Meet Professor Alice Tianbo Zhang Zhang teaches Statistics for Economics and Introduction to Economics, and she is interested in developing courses on the economics of climate change, migration and gender.
1. What attracted you to Washington and Lee University?
Stellar students and supportive colleagues in the economics department. I am also drawn by W&L’s unique and complex history and its mission to inspire and equip young minds to serve the nation and the world. I am excited to be joining a historical institution at an important juncture in time when it is pivoting towards the future.
2. What will you be teaching?
I will be teaching Statistics for Economics and Introduction to Economics for the 2020-2021 academic year. Going forward, I am interested in developing environmental and development economics courses around the topics of energy, climate change, migration, gender and China.
3. What do your research interests lie? How did these develop?

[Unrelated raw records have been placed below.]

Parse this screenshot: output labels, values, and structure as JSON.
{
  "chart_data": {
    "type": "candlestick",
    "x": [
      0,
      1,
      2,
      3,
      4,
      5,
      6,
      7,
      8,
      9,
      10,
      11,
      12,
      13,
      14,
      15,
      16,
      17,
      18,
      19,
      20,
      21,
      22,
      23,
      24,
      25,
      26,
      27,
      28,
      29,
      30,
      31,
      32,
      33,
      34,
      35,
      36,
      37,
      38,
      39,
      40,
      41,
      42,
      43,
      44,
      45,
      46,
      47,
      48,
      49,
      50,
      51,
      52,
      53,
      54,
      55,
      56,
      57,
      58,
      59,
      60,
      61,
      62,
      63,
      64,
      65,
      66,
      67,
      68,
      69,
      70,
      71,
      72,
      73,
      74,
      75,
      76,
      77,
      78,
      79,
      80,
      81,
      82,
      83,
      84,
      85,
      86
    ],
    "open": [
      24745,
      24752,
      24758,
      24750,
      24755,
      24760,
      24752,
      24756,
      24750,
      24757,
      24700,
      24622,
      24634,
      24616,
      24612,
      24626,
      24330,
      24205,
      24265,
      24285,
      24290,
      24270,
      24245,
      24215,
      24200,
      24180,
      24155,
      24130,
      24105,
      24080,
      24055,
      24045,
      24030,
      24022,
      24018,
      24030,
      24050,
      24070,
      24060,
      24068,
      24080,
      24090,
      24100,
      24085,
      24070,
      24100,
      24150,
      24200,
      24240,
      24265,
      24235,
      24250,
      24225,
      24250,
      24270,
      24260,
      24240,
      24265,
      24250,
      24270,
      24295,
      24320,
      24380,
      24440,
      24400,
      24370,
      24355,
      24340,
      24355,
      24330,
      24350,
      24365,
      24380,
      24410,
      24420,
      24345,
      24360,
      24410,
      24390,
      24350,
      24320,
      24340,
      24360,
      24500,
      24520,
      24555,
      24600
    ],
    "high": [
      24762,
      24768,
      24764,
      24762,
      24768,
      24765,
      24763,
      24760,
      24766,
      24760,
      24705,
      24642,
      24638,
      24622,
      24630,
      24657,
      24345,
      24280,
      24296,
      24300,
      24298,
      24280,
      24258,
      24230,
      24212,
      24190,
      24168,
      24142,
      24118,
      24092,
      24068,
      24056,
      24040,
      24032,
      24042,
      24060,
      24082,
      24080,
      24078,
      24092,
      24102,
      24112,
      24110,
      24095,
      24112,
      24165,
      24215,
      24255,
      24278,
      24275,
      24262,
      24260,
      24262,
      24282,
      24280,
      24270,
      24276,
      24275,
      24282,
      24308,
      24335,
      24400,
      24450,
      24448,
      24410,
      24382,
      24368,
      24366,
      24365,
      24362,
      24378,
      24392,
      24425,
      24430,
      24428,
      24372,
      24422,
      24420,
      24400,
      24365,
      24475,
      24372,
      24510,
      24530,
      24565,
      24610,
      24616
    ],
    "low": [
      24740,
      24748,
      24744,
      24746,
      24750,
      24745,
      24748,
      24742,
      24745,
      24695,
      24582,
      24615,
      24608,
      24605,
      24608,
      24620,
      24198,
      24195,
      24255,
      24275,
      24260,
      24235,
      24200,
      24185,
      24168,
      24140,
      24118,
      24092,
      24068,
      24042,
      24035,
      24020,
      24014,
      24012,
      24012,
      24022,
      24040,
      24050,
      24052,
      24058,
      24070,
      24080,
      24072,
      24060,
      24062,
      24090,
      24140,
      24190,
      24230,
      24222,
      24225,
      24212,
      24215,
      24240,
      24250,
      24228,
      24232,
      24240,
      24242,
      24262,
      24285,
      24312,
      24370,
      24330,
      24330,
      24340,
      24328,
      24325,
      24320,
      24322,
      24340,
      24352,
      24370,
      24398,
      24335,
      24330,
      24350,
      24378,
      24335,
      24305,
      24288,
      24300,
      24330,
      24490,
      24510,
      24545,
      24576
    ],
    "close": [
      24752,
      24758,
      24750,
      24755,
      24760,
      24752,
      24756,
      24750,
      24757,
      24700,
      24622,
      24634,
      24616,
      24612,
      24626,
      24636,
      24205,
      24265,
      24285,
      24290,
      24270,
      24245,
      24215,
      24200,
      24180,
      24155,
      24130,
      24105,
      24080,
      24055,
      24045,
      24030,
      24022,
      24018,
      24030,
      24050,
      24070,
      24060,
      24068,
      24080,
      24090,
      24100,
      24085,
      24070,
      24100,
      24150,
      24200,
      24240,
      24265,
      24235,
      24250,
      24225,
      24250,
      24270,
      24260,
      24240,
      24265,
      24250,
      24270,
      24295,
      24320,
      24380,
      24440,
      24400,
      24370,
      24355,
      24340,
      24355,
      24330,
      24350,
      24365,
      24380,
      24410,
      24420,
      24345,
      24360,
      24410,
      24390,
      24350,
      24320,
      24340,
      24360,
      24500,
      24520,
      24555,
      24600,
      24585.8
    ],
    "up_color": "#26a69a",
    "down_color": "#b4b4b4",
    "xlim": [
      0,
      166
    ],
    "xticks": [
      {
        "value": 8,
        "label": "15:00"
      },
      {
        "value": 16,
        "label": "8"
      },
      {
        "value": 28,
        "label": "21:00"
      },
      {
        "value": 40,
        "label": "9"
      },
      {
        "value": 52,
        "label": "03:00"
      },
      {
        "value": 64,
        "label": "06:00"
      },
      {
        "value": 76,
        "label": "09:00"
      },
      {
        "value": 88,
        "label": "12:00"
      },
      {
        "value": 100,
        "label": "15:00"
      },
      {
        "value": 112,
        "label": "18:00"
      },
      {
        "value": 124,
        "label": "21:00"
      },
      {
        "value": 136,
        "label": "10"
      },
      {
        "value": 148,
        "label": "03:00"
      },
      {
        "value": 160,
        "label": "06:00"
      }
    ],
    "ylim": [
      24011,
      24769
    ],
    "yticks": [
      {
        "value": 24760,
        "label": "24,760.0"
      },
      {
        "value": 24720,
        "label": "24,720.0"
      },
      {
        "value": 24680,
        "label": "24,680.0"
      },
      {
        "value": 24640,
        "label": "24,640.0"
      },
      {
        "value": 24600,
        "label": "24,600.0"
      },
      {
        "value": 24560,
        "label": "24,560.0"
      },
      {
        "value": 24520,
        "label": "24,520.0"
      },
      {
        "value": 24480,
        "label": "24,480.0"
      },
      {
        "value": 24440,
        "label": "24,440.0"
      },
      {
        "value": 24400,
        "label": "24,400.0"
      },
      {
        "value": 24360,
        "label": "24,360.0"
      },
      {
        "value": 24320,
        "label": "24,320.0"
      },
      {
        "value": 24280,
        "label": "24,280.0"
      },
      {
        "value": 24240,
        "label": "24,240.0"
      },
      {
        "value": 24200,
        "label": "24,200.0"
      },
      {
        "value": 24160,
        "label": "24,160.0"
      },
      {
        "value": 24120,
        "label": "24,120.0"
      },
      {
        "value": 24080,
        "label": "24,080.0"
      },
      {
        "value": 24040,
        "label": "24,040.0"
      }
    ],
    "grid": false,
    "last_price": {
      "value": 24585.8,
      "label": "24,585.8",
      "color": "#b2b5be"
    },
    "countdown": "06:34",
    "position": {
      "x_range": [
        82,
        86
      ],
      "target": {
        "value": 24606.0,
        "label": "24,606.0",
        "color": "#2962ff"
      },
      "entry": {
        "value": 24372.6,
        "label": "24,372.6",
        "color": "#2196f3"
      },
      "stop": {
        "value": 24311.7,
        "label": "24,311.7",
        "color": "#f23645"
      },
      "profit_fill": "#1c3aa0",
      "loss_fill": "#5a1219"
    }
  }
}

I am an environmental economist, passionate about environmental and social justice issues. My research seeks to improve our understanding of how large-scale natural and social processes, such as anthropogenic climate change, natural disasters and how forced migration affects economic development and human welfare. I am especially interested in using cutting-edge data and economic models to address the distributional implications of government policies and provide practical solutions for the challenges of sustainability. Currently, I am researching the social cost of dams, the impact on natural disasters and the gender difference in energy access.
4. Besides your work, what’s something that you’re passionate about?
I am passionate about making a positive impact on the world and those around me. In my spare time, I like road trips, photography and spending time with family.
5. What’s on your must-read or must-watch list?
Books by C.S Lewis.
6. What is the hardest lesson you had to learn as a student?
This quote by Winston Churchill: “Success is not final; failure is not fatal: It is the courage to continue that counts.” Learning to have that courage is the hardest and most important lesson I have learned in college and graduate school. Sometimes the lowest moments of our lives can be blessings in disguise and the launch pads for us to become better versions of ourselves. Be bold, be curious, keep on fighting for what is right. Remember, it is the courage to continue that counts.
7. Is there anything I didn’t mention that you would like to add?
If you are a student passionate about quantitative social science research and are interested in working together, please get in touch!
About Professor Alice Zhang
Zhang is an assistant professor of economics at Washington and Lee University.
She earned her doctorate from Columbia University and her bachelor’s from U.C. Berkeley. Zhang is a fellow at the Center for Development Economics and Policy and a research affiliate at the Earth Institute’s Research Program on Sustainability Policy and Management at Columbia University.
Prior to joining W&L, she was a postdoctoral research associate at Princeton University.
Her research interests are at the intersection of environmental and development economics. She uses data and methods from economics, data science and climate science to understand the impact of environmental change on economic development and human welfare.